Beberapa gejala lain yang umumnya dijumpai pada seorang penderita Cotard’s syndrome adalah:

  • Merasa bersalah
  • Selalu murung
  • Halusinasi
  • Depresi
  • Kegelisahan/kecemasan berlebih
  • Kecenderungan melukai diri sendiri atau ingin mengakhiri hidup

Diagnosa dan Pengobatan

Proses pemeriksaan dan pendeteksian Cotard’s syndrome cukup sulit dan diharapkan kepada orang-orang yang memiliki Cotard’s syndrome untuk membuat jurnal mengenai perkembangan gejala yang dirasakan, termasuk kapan dan berapa lama gejala tersebut dialami. Karena umumnya sindrom ini muncul bersama dengan kondisi gangguan mental lainnya, ada kemungkinan hasil diagnosa oleh dokter lebih dari satu kondisi.

Terapi elektrokonvulsif atau ECT merupakan metode pengobatan yang paling umum penerapannya, khususnya bagi penderita depresi berat. Walau tergolong umum, terapi jenis ini mampu meningkatkan sejumlah risiko potensial yang berbahaya, semacam nyeri pada otot, mual-mual, kebingungan, hingga hilang ingatan.

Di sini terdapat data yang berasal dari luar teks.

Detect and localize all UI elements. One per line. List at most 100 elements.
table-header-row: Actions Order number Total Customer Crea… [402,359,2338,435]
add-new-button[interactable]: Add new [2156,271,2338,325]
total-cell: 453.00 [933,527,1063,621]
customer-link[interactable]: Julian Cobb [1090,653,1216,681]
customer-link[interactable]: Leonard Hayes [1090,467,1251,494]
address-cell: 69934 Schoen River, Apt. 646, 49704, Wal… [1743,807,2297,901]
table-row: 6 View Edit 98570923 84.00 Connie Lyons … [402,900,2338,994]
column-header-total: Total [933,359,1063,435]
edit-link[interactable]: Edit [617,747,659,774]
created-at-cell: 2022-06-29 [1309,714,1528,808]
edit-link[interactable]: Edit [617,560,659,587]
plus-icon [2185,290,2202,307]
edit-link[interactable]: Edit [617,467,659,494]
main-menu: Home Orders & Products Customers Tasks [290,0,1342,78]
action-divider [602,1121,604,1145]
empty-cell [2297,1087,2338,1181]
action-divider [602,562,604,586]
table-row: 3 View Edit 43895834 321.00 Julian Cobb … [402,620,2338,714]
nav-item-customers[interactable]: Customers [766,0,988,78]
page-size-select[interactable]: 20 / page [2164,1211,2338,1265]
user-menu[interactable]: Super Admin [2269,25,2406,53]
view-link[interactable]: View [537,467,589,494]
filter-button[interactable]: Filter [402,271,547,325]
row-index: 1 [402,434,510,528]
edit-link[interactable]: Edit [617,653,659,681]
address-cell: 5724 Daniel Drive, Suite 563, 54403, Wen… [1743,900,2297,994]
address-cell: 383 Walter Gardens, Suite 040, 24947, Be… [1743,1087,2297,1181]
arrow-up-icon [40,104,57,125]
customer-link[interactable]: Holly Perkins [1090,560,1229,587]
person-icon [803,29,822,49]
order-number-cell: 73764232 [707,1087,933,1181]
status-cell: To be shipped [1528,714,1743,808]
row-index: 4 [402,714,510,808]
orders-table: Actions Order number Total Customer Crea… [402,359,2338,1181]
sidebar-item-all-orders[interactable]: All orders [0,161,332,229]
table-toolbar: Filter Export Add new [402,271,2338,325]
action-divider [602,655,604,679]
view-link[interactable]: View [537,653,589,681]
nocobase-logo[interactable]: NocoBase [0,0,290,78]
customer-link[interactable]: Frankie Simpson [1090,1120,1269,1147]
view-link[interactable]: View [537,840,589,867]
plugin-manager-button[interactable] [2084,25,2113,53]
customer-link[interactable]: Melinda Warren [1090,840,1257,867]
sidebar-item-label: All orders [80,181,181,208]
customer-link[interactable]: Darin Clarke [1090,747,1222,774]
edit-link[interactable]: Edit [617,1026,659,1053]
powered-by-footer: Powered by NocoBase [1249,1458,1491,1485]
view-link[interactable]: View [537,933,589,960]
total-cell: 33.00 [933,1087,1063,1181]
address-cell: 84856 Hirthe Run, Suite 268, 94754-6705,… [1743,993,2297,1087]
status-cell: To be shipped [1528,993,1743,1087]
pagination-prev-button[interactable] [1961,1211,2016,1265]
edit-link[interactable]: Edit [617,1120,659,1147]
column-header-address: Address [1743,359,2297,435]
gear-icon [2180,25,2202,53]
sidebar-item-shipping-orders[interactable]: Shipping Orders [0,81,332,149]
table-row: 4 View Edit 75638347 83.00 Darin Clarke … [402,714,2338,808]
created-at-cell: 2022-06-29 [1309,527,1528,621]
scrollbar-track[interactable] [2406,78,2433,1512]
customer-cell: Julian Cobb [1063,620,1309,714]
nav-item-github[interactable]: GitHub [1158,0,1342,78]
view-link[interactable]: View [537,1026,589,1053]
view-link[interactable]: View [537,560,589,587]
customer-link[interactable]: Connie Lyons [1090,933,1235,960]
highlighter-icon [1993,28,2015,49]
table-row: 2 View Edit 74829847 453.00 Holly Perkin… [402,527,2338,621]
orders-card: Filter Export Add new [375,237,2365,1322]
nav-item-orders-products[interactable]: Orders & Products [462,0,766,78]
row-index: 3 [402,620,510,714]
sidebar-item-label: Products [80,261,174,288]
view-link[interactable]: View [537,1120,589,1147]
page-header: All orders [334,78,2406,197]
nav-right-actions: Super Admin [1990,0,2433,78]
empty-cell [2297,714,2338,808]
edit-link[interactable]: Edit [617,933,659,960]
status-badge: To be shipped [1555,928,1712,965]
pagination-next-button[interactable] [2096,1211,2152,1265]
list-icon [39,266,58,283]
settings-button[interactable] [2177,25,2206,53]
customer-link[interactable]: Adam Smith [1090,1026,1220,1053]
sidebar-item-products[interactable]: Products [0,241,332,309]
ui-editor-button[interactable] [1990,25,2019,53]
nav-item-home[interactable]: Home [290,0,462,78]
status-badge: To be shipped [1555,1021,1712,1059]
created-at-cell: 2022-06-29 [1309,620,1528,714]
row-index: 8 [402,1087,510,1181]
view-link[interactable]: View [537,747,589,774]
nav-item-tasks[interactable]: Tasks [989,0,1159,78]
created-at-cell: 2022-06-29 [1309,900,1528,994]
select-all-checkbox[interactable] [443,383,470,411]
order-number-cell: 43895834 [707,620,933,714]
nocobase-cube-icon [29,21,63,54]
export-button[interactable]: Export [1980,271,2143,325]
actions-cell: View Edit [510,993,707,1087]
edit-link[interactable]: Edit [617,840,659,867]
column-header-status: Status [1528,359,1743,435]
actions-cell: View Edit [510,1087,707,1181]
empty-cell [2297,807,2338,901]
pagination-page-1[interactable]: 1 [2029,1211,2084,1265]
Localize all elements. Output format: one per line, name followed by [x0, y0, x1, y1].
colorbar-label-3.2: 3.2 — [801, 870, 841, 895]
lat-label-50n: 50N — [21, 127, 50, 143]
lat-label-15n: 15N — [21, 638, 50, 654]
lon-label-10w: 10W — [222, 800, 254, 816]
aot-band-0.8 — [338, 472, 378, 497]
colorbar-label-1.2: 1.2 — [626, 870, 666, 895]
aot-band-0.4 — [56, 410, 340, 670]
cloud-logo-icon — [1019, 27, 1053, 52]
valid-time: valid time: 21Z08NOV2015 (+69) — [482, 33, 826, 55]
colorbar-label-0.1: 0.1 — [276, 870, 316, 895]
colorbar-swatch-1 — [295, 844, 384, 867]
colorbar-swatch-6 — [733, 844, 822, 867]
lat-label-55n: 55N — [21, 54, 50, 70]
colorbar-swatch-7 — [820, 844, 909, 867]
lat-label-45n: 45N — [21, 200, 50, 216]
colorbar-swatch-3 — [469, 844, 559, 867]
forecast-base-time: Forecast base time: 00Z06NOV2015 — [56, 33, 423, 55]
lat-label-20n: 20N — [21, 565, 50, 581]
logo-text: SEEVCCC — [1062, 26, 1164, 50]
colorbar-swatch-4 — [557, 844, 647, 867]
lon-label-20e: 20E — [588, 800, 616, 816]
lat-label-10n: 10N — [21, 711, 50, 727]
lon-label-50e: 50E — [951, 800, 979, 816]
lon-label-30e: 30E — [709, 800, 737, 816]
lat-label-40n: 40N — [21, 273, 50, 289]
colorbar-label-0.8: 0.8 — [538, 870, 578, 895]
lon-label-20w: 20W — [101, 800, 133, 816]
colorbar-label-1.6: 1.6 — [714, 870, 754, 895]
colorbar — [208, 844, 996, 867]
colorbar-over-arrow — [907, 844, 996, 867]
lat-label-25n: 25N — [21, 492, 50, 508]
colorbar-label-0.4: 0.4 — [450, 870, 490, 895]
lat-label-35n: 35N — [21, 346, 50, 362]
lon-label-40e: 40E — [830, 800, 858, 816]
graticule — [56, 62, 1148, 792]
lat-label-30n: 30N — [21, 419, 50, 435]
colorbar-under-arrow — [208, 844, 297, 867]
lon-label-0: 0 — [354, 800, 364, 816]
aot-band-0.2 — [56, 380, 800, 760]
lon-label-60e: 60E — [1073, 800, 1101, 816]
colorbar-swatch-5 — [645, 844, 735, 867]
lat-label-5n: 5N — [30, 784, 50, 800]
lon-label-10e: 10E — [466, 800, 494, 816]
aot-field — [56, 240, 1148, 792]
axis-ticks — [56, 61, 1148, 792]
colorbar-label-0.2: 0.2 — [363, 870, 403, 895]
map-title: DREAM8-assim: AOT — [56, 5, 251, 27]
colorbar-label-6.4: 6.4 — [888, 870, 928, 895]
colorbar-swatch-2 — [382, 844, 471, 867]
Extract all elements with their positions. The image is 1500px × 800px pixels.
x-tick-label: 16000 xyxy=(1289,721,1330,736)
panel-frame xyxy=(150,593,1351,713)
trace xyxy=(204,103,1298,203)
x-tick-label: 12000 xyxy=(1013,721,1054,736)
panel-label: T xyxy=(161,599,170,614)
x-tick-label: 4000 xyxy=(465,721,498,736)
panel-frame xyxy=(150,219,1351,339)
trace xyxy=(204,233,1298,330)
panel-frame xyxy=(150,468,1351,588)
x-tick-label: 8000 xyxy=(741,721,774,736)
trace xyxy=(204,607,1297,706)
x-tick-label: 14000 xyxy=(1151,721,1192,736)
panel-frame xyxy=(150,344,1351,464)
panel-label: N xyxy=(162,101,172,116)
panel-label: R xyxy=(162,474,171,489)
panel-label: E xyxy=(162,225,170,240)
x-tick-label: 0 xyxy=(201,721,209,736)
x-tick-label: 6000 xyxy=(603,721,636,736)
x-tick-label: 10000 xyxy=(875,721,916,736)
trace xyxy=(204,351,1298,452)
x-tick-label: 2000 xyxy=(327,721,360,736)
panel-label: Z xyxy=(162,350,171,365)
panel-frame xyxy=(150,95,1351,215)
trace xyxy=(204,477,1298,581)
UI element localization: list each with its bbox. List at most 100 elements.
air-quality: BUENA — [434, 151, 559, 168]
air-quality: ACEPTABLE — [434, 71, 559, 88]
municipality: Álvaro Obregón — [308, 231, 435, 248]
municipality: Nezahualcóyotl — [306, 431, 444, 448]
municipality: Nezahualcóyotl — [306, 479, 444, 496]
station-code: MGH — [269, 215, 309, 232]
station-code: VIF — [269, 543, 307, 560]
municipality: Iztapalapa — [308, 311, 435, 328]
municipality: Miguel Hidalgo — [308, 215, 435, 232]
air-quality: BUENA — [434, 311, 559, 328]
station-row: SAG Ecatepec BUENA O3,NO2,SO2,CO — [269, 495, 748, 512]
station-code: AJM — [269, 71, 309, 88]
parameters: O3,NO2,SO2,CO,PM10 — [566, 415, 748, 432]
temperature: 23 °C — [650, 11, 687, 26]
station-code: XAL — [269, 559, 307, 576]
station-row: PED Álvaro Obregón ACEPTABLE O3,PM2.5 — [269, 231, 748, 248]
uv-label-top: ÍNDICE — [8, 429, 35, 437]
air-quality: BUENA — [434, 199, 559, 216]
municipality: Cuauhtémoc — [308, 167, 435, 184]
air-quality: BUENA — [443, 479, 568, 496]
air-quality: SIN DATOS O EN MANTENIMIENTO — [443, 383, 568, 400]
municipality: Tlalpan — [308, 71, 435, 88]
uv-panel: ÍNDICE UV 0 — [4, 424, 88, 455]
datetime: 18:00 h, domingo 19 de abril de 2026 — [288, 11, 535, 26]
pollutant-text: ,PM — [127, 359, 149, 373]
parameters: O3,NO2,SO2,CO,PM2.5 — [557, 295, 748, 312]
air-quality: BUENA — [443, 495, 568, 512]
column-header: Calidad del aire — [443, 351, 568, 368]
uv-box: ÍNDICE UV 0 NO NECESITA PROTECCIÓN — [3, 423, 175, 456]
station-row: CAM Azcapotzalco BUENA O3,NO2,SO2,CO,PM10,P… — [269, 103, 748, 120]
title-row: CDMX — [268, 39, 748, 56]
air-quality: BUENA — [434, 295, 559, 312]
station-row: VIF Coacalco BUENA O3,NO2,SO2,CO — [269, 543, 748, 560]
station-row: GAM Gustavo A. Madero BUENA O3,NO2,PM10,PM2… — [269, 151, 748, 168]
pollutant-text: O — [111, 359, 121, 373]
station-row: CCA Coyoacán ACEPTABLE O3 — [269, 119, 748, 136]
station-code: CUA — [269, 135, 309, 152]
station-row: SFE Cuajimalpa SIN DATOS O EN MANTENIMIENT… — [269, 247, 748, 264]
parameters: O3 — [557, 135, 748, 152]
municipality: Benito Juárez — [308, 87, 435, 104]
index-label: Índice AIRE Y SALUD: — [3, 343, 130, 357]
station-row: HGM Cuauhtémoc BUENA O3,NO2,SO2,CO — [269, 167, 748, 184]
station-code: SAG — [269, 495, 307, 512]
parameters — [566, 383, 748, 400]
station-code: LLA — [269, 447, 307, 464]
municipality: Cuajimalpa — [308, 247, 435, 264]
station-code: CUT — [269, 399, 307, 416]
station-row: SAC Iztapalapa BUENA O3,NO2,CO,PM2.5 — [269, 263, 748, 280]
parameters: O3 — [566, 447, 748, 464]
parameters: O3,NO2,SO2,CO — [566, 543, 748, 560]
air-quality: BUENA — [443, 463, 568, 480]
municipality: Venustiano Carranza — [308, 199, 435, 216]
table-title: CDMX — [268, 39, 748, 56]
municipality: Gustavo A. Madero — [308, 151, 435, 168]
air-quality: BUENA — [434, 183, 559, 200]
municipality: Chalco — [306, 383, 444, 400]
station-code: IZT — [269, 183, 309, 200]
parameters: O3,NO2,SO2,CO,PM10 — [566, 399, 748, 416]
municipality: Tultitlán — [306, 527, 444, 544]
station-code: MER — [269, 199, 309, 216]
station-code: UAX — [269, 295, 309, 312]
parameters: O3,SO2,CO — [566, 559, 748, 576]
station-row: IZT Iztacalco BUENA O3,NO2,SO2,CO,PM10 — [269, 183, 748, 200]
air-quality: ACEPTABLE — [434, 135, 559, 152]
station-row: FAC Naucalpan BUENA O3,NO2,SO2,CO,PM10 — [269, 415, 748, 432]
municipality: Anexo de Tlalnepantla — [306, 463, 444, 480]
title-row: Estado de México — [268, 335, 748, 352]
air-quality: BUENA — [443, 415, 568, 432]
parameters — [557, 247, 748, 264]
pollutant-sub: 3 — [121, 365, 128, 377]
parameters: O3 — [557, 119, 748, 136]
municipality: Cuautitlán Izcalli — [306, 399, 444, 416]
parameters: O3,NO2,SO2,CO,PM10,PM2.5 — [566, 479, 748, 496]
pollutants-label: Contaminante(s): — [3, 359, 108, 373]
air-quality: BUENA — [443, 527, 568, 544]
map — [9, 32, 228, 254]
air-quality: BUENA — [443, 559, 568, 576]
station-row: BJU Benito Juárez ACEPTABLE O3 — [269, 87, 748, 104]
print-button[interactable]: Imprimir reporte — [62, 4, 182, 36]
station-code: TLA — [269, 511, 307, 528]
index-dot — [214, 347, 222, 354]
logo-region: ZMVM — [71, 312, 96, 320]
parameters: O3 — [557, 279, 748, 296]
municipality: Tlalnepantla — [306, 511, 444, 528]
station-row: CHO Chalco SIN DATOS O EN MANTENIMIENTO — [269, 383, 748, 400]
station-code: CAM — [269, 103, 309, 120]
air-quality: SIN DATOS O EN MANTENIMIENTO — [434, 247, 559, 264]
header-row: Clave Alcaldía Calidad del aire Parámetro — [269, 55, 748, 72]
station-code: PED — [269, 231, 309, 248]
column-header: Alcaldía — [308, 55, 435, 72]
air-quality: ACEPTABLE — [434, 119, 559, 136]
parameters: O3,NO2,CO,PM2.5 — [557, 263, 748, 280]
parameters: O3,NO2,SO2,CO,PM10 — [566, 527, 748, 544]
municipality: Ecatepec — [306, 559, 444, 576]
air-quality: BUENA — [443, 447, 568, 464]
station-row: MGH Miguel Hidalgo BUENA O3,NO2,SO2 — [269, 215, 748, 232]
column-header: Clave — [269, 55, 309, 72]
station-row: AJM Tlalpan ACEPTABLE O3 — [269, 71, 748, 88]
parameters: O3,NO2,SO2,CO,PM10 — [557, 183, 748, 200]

Apabila terapi seperti ECT kurang begitu efektif, beberapa langkah pengobatan lainnya patut dipertimbangkan seperti:

  • Terapi perilaku kognitif
  • Psikoterapi
  • Obat antipsikotik dan antidepresan

Pada kasus Graham, ia kemudian memperoleh bantuan medis tepat setelah menempuh PET scan yang membuktikan angka persentase lebih rendah pada aktivitas metabolik ketimbang otak orang yang normal. Dengan kondisi otak rendah, dokter yang menanganinya pun terheran karena ia masih mampu berbicara dan berjalan seperti normalnya.

Kasus Graham pun masuk pada jurnal CORTEX di mana penulis studi CORTEX kemudian membuat kesimpulan bahwa akar dari gangguan pikiran yang besar adalah kerusakan serius di bagian otak. Hal ini kemudian membuat inti kesadaran diri sendiri dan kejadian di sekelilingnya menjadi terpengaruh; namun, beruntung Graham yang ditolong dengan pengobatan kejiwaan kini sudah bisa kembali hidup normal.